At the time of Kanner’s discovery, mainstream psychiatry was in the thrall of Freudian theory, which attributed most childhood disorders to family environment rather than biology. Autism came to be viewed as an extreme and rare condition—the result of profound emotional (and specifically, maternal) neglect. For most of the latter half of the twentieth century, clinicians used the diagnosis only in cases where no other label was possible. As Margaret Bauman, associate professor of neurology and director of the Learning and Developmental Disabilities Evaluation and Rehabilitation Services (LADDERS) in Wellesley, recalls: “The majority of the cases we see today would not have been labeled autistic when I was a resident in pediatrics [in the late 1960s]. The autistic kid was a kid who sat in the corner, rocking back and forth, and made no eye contact. The rest were labeled ‘mentally retarded’ or ‘childhood schizophrenia.’”
It wasn’t until the early 1980s that a new understanding of autism began to emerge. The catalyst was an article published by British autism expert Lorna Wing that described a little-known syndrome called Asperger’s Disorder. Hans Asperger was an Austrian-born pediatrician who studied children in a psychiatric hospital in Leipzig, Germany, in the late 1930s—the same time that Kanner was conducting his research in Baltimore. Asperger documented a condition in boys that he termed “autistic psychopathy,” characterized by “a lack of empathy, little ability to form friendships, one-sided conversation, intense absorption in a special interest, and clumsy movements.” His patients differed from Kanner’s in that they did not exhibit developmental delays in language or cognition (Asperger in fact referred to them as “little professors”), yet they shared key impairments in social interaction, reciprocal communication, and imagination (i.e., repetitive behaviors and interests). Wing’s 1981 paper brought Asperger’s findings to the attention of the English-speaking world and showed how the core features of autism could occur in a wide range of people, some severely mentally retarded and others highly intelligent.

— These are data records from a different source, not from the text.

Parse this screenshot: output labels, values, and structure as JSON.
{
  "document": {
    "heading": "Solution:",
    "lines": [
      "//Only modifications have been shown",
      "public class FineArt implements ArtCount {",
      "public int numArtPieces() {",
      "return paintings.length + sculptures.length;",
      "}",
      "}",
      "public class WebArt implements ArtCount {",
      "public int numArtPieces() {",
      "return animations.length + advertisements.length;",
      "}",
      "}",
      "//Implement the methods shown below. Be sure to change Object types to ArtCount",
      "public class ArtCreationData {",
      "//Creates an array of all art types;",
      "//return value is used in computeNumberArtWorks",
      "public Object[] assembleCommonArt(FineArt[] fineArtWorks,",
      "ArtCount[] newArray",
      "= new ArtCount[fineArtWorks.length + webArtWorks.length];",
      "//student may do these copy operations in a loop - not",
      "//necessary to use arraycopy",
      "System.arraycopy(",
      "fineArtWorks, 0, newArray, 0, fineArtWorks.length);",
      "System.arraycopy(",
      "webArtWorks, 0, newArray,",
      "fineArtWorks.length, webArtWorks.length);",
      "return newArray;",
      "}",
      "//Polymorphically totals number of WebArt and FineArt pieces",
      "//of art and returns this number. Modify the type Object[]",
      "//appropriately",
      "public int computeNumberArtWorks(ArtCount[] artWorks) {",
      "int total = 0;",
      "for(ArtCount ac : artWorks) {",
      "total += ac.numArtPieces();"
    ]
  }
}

In the ensuing years, the predominant view of autism as a discrete psychoemotional condition gave way to the idea of a continuum of biologically based autistic syndromes, requiring greater diagnostic specificity. By 1994, the Diagnostic and Statistical Manual of Mental Disorders (DSM-IV) listed detailed criteria for five “pervasive developmental disorders” (PDDs), including Asperger’s, that comprised the “autism spectrum.” *
* The pervasive developmental disorders (PDDs) comprising the autism spectrum share core deficits in social interaction, language, and range of interests or behaviors. They differ in degree of severity, number of areas of impairment, pattern of onset, and rate of prevalence. Autistic disorder (the most common) is four times more common among males than females and generally involves mental retardation. Rett’s disorder, a rare condition that occurs only in females, usually involves severe mental retardation. Childhood disintegrative disorder (CDD), involving a precipitous loss of abilities after at least two years of normal development, appears rarely, and more often among males. Asperger’s disorder, diagnosed five times more frequently in males than females, involves pronounced social deficits but no significant cognitive or language acquisition impediments. Pervasive developmental disorder not otherwise specified (PDD NOS), a “subthreshold category,” applies to cases in which some criteria for autistic disorder are present and the onset of symptoms doesn’t fit other PDD diagnoses. For details, visit www.nimh.nih.gov…, posted by the National Institute of Mental Health.
The increased awareness of autism’s related conditions and their symptoms corresponded to a steep rise in diagnoses in the early 1990s. Many parents became convinced that the escalating numbers of cases stemmed from exposure to thimerosal, a mercury-based preservative used in childhood vaccines. Another theory linked the measles/mumps/rubella (MMR) vaccine, in particular, to the onset of autistic symptoms. Numerous epidemiological studies have failed to substantiate these claims, and in 2004 the Institute of Medicine of the National Academies found no causal relationship between either mercury or MMR vaccine and autism.
But even though it is not possible to get an accurate count of real cases prior to the early 1990s, there is a growing sense among researchers and clinicians that the real incidence of autism is on the rise and that environmental triggers likely play a role. The potential factors range from chemicals in food and cosmetics to parental age, stress, and reproductive technologies—offering no clear indication of where epidemiological studies might begin. Before scientists can isolate possible external causes, they need a clearer understanding of the biological pathways that lead to the combinations of traits and deficits along the autism spectrum.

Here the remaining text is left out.